Cloud Computing ( Public vs Private cloud)




Today we had a (friendly ;-) ) conversation with my colleagues which moved to an argument about the cloud computing. We were discussing (arguing) about the types of cloud services and its pro's / con's which lead me to write this blog post.

 The Cloud Computing is now a trend and a hot discussion in every IT group.  The reason behind is that the cloud infrastructure can offer advantages over traditional datacenters in the areas of performance, scalability, and even security. There is a vast differences between private, public and hybrid clouds for enterprise. The type of cloud service is defined based on the types of data they store.  Sometimes these differences narrow, but each type of cloud has different levels of security and varying degrees of management. One may be more flexible or scalable, while another might be more affordable.  Here we’ll talk about private, public and hybrid cloud computing and some of their primary differences.

What is a public cloud?

 A public cloud provides off-site computing services or set of services that are purchased by a business or a company and infrastructure is been delivered over the Internet.The infrastructure is been hosted, maintained  and delivered by third-part providers.

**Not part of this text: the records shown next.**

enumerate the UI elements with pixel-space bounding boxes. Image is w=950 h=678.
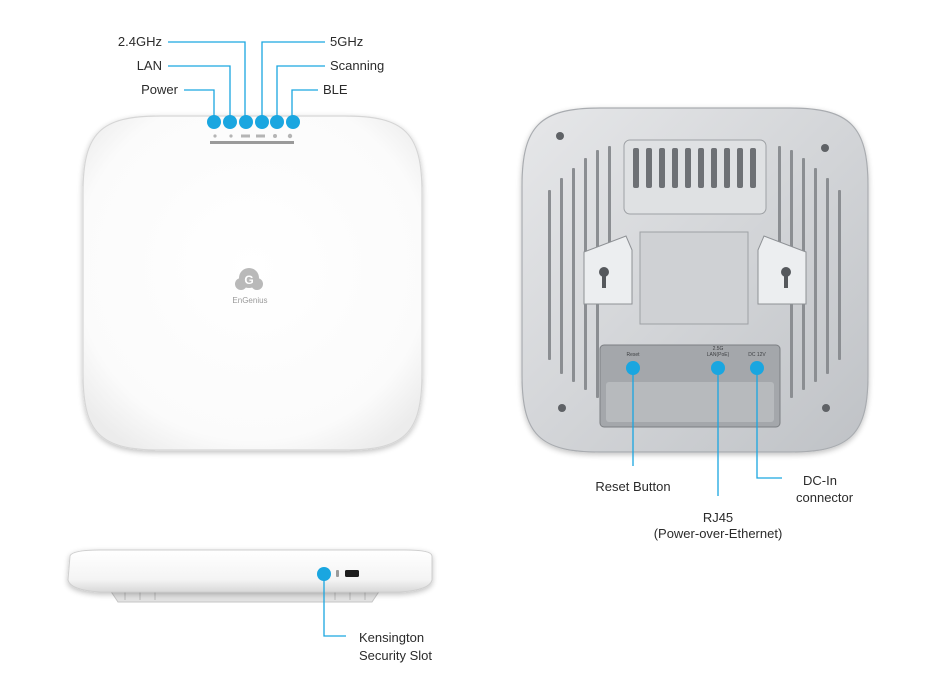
ghz24-led-marker (239, 115, 253, 129)
keyhole-bracket-left (583, 235, 633, 305)
front-device-view: G EnGenius (82, 115, 423, 451)
kensington-slot (345, 570, 359, 577)
label-rj45-line2: (Power-over-Ethernet) (653, 526, 783, 541)
mounting-plate (639, 231, 749, 325)
label-power: Power (141, 82, 178, 97)
label-dc-in-line2: connector (796, 490, 854, 505)
label-5ghz: 5GHz (330, 34, 364, 49)
reset-button-marker (626, 361, 640, 375)
port-label-dc: DC 12V (748, 352, 766, 358)
logo-text: EnGenius (232, 296, 267, 305)
label-kensington-line1: Kensington (359, 630, 425, 645)
side-device-body (67, 549, 433, 593)
led-strip (210, 141, 294, 144)
port-label-reset: Reset (626, 352, 640, 358)
ghz5-led-marker (255, 115, 269, 129)
screw-holes (556, 132, 830, 412)
led-icons (213, 133, 293, 139)
label-dc-in-line1: DC-In (803, 473, 837, 488)
label-ble: BLE (323, 82, 348, 97)
port-label-lan-line1: 2.5G (713, 346, 724, 352)
kensington-marker (317, 567, 331, 581)
right-vent-fins (778, 146, 841, 398)
port-label-lan-line2: LAN(PoE) (707, 352, 730, 358)
dc-in-marker (750, 361, 764, 375)
label-reset-button: Reset Button (595, 479, 671, 494)
label-scanning: Scanning (330, 58, 385, 73)
label-kensington-line2: Security Slot (359, 648, 432, 663)
label-lan: LAN (136, 58, 162, 73)
keyhole-bracket-right (757, 235, 807, 305)
scanning-led-marker (270, 115, 284, 129)
rear-callout-lines (632, 368, 782, 496)
label-2-4ghz: 2.4GHz (117, 34, 162, 49)
lan-led-marker (223, 115, 237, 129)
power-led-marker (207, 115, 221, 129)
ble-led-marker (286, 115, 300, 129)
logo-letter: G (244, 273, 253, 287)
rj45-marker (711, 361, 725, 375)
label-rj45-line1: RJ45 (702, 510, 734, 525)
port-markers (626, 361, 764, 375)
top-vent-block (623, 139, 767, 215)
rear-device-view: Reset 2.5G LAN(PoE) DC 12V (521, 107, 869, 453)
engenius-logo: G EnGenius (232, 268, 268, 305)
left-vent-fins (548, 146, 611, 398)
led-markers (207, 115, 300, 129)
side-device-view (67, 549, 433, 603)
side-callout-lines (323, 574, 346, 637)
led-callout-lines (168, 41, 325, 120)
top-vent-slots (633, 148, 756, 188)
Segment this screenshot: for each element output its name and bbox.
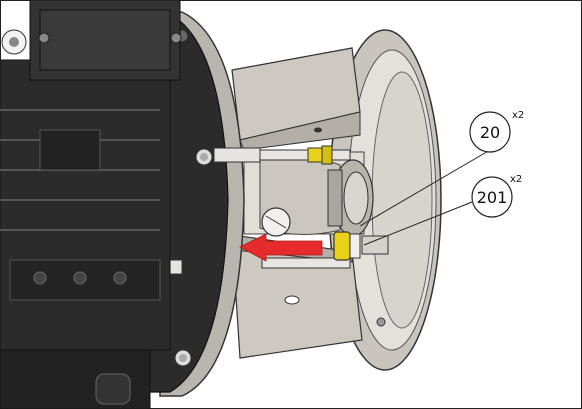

It is set up and maintained by a commercial provider to manage relatively simple processes and share resources. The web-based email's (outlook access anywhere) like gmail, yahoo and file storages like dropbox, one drive ,etc are the best examples for public cloud. In this case the data is been storage in a cloud and you can access them from anywhere , anytime, any device.


What is a private cloud?

 Private clouds are essentially an extension of an enterprise's traditional datacenter and are been designed for the specific needs of an organization, and hosted and maintained on a private network.  The companies who use the private cloud deal with more regulation and they take additional security measures to secure the sensitive data internally. The financial and banking sectors mostly go with private cloud.


What is a hybrid Cloud?

Hybrid cloud computing is basically a combination of both public and private cloud computing. It's now becoming more popular as public cloud users grow more interested in the accessing certain benefits and adaptive capabilities of having a private cloud. It might include multiple providers and usually involves some complexity, as it is a customized solution combining two environments to allow dynamic shifting from one to the other.  For some enterprises, it is beneficial and necessary to place different data in different areas.  An example of this would be to have specific business developments in a private cloud, and to have more transparent production methods in a public cloud.

Conclusion : 

Both public and private clouds have management implications. However, by choosing a public cloud solution, an organization can offload much of the management responsibility to its cloud vendor. In a private cloud , there is significant demand on resources to specify, hosting , purchasing, updating, maintaining, and securing the physical datacenter or components. Financially, deploying a private cloud can also create a large initial capital expense, with subsequent investment required as new equipment and capacity is added.

The capital expense is virtually eliminated in the public cloud scenario . The financial burden is shifted to a fee-for-service, often based on utilization and data volume. Maintaining and securing public cloud infrastructure is the responsibility of the vendor, enabling the customer organization to streamline IT operations and minimize time and money spent on system upkeep.